Nederland heeft zowel zelfstandig als in EU-verband het belang van een gedegen onderzoek benadrukt in gesprekken met de Libische autoriteiten.
Bent u bereid om – in afwachting van structurele EU-maatregelen – nationaal te bevorderen dat Nederlandse publieke middelen niet bijdragen aan steun die kan leiden tot schendingen van mensenrechten en het zeerecht door actoren in Libië en dit ook actief uit te dragen richting partnerlanden?
Het kabinet acht het van belang dat er een gedegen onderzoek naar de incidenten plaatsvindt. Hiertoe heeft het kabinet bilateraal en in EU-verband opgeroepen. Tegelijkertijd zal er naar het oordeel van het kabinet niets verbeteren als de EU zich terugtrekt uit de samenwerking met Libië. De inzet van de EU en lidstaten is er (mede) op gericht de activiteiten van de kustwacht op het gebied van mensenrechten te verbeteren. Het kabinet blijft in EU-verband en bilateraal aandacht vragen voor (gewelds)incidenten waar de Libische kustwacht mogelijk bij betrokken is. Het is vanDeze incidenten onderstrepen belang om voortdurend te blijven monitoren. Daarnaast is het noodzakelijk om de voorwaarden en uitvoering van Europese steun aan Libische autoriteiten kritisch te blijven volgen en indien nodig bij te stellen.
Hoe beoordeelt u de operationele gevolgen van deze aanvallen voor de reddingscapaciteit in het centrale Middellandse Zeegebied (zoals schepen die tijdelijk in haven blijven of missies afgelasten)? Welke maatregelen kan Nederland (bilateraal of via EU/International Maritime Organization) ondersteunen om te waarborgen dat levensreddende operaties veilig kunnen doorgaan?
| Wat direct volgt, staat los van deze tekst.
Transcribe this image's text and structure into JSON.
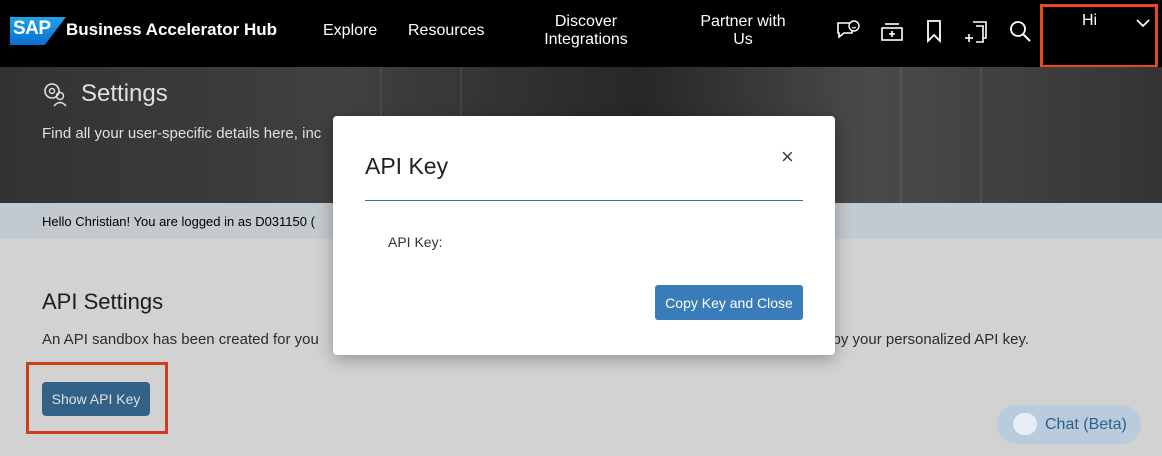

Zie ook antwoord op vraag 5.
De operationele gevolgen van deze aanvallen zijn op dit moment nog niet bekend. Nederland zal het SAR systeem evenals de conventies die betrekking hebben op SAR en SOLAS bij de relevante landen en instanties onder de aandacht blijven brengen.
Is Nederland bereid in EU-kader te pleiten voor duidelijke rode lijnen (bijvoorbeeld het verbod op het gebruik van vuurwapens tegen civiele reddingsschepen) met concrete consequenties voor samenwerking met de Libische kustwacht wanneer die lijnen worden overschreden?
Het kabinet wil irreguliere migratie naar Nederland en Europa terugdringen. Het kabinet pleit daarom ook binnen de EU voor een stevige aanpak. De bescherming van migranten op migratieroutes loopt in dat kader als een rode draad door de inzet om uitbuiting, misbruik en mishandeling van migranten te voorkomen. Het gebruik van geweld tegen civiele reddingsschepen is onaanvaardbaar. Het kabinet zal hier ook in de toekomst aandacht voor vragen, in EU-verband en bilateraal richting de Libische autoriteiten.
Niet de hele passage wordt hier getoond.